Overlap the first row with the next by at least six inches and follow the nailing pattern of the first with close nails at the edge and nails spread out more towards the middle. Continue the same pattern of overlapping and nailing until just below the roof’s ridge. Finish the underlayment by running the material over top of the ridge so that it drops down and cover the top edge of both rows of underlayment on either side. Fasten both bottom edges of the underlayment down firmly and you’ve finished the installation.

Laying the New Roof

Follow all the manufacturer’s installation instructions to get the new roof down in place. When laying a shingle roof, make sure to use starter shingles at the bottom and sides. Stagger each row to keep shingles from leaking water. All the nails holding the shingles in place should be just under the tar strip on the shingles and installed so that no heads are showing.

When installing a metal roof, get everything square before starting and screw up the vertical edge, screwing into each of the ridges rather than the flats. By screwing each vertical row before moving to the next the roof will go on flatter. Stick with quality screws that have wide rubber washers for maximum coverage and protection. Screwing into the ridges rather than the flats helps protect the screws from pooling water and will naturally keep water away from the fasteners overall.

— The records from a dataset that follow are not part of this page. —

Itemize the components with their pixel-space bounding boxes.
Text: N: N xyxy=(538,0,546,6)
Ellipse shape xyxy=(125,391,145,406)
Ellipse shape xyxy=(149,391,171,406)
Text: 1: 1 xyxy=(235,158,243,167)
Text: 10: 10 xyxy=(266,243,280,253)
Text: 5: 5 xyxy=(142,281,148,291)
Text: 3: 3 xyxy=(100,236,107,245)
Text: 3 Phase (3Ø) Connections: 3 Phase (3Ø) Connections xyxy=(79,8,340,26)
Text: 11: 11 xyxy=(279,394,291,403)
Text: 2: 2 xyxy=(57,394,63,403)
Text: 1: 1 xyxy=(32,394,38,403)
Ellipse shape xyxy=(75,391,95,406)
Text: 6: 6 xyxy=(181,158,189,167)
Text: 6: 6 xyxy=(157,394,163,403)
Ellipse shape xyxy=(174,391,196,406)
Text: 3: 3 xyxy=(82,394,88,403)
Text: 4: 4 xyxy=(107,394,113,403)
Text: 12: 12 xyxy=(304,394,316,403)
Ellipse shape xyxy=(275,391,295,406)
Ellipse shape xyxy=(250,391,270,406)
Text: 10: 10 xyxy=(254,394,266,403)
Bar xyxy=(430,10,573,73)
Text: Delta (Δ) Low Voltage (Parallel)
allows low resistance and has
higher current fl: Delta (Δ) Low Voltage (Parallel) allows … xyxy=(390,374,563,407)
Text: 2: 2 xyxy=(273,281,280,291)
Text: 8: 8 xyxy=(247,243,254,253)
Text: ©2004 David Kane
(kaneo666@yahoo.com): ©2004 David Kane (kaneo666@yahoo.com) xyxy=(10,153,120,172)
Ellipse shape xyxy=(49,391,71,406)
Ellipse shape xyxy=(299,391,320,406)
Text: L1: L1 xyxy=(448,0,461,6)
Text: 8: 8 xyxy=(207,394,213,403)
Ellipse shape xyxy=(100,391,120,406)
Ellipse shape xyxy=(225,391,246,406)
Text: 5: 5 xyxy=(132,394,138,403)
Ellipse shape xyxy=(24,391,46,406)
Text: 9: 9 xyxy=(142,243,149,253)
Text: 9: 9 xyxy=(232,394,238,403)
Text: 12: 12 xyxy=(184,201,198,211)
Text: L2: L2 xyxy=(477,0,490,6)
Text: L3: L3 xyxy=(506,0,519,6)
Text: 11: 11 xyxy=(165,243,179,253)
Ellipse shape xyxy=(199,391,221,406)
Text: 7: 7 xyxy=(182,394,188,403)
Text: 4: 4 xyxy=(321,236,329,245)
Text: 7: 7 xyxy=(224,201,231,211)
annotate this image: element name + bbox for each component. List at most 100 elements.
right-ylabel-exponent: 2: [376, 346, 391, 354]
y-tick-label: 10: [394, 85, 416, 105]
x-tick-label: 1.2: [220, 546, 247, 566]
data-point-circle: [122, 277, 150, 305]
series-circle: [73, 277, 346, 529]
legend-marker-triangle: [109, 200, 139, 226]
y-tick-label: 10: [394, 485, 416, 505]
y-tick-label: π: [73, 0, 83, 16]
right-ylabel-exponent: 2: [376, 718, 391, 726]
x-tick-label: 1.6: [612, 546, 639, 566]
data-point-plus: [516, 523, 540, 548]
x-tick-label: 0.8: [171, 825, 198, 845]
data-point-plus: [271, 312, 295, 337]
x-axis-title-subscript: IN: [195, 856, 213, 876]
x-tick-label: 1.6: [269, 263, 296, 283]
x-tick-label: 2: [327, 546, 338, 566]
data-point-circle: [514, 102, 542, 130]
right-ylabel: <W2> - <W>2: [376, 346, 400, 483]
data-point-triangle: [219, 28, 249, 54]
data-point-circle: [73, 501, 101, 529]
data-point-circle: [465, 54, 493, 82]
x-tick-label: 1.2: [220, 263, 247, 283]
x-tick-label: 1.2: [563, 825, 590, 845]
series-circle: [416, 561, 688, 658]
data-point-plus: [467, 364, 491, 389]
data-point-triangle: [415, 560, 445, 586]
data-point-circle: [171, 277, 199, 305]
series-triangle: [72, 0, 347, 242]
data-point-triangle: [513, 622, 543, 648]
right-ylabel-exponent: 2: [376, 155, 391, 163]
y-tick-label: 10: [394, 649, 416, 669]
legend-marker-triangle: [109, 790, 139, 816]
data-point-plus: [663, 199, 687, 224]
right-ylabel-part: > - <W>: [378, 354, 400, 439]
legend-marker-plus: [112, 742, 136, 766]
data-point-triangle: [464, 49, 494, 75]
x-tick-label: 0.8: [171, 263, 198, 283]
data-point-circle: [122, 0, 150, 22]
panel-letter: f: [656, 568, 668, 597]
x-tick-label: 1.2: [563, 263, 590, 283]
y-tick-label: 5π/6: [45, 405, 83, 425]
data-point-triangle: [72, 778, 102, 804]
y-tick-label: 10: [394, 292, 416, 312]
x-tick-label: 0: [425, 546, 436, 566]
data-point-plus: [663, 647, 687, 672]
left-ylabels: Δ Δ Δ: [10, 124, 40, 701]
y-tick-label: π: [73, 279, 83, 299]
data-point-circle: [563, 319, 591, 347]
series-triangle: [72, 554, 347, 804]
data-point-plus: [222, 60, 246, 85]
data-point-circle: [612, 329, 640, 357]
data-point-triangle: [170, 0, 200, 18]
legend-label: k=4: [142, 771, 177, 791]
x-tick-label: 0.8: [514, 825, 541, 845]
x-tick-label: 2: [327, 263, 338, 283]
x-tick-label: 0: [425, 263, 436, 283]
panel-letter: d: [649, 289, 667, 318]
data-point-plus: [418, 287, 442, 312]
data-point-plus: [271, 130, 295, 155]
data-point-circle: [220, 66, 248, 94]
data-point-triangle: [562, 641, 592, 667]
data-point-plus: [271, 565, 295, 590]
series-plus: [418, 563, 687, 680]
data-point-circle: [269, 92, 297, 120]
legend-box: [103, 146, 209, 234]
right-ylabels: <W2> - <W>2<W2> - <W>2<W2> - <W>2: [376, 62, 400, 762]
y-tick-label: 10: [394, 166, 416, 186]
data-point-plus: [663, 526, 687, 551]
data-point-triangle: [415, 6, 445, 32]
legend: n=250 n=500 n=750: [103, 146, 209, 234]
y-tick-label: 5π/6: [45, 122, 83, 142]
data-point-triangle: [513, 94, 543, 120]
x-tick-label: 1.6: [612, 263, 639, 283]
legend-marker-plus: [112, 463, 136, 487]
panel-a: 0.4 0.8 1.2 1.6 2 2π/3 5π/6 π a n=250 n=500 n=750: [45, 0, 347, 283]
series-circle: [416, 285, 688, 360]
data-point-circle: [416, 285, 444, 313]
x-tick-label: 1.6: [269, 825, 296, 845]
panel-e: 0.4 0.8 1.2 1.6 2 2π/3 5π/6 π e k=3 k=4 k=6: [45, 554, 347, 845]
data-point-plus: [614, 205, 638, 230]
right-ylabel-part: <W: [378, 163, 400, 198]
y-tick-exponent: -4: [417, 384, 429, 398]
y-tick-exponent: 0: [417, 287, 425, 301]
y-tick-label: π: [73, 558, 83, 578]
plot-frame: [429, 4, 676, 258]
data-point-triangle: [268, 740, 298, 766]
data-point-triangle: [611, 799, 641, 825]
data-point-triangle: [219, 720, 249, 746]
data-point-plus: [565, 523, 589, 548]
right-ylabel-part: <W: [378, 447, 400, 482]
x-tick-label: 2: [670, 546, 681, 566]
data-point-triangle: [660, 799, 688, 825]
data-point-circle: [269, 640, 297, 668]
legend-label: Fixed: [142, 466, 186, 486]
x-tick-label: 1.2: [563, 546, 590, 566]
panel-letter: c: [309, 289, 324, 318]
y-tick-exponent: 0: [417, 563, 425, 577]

The Valley Flashing Goes Underneath

If you have any valleys on your home’s roof, it’s important to make sure that the valley flashing goes underneath the shingles or metal roofing. This flashing is designed to divert water down your roof and into the gutter system if you have one. If it’s installed on top of the roofing water can get in behind it and down into your roof itself. That’s why you want to protect it by installed it underneath the roofing. With the flashing underneath your roofing it is important to put a strong bead of roofing cement over top of the edges of flashing down your roof. This protects against water blowing up the side of the flashing and underneath the roofing and will help keep your roof dry.

roof replacement

Decide What to Leave up to the Pros

While you can probably complete all of these steps yourself there are some steps that are easier than others. For instance, tearing off an old roof is something that most any handyman can handle with enough time and will power. If you’re looking for a way to save on your next roofing project, but you don’t want to do all of the more difficult parts, you should consider handling the tear off and leaving the installation up to the pros. This will save you big and you’ll still have the reassurance of having your roof installed by a professional.

Now that you know everything that’s involved with the project you can decide if it’s something that you want to try at all. Re-roofing a house is a comprehensive task and something that shouldn’t be taken on lightly. Be sure to plan for clear weather and get to work right away so that you can accomplish the project before rain has a chance to make its way into your home. When roofing, getting the job done quickly is vital.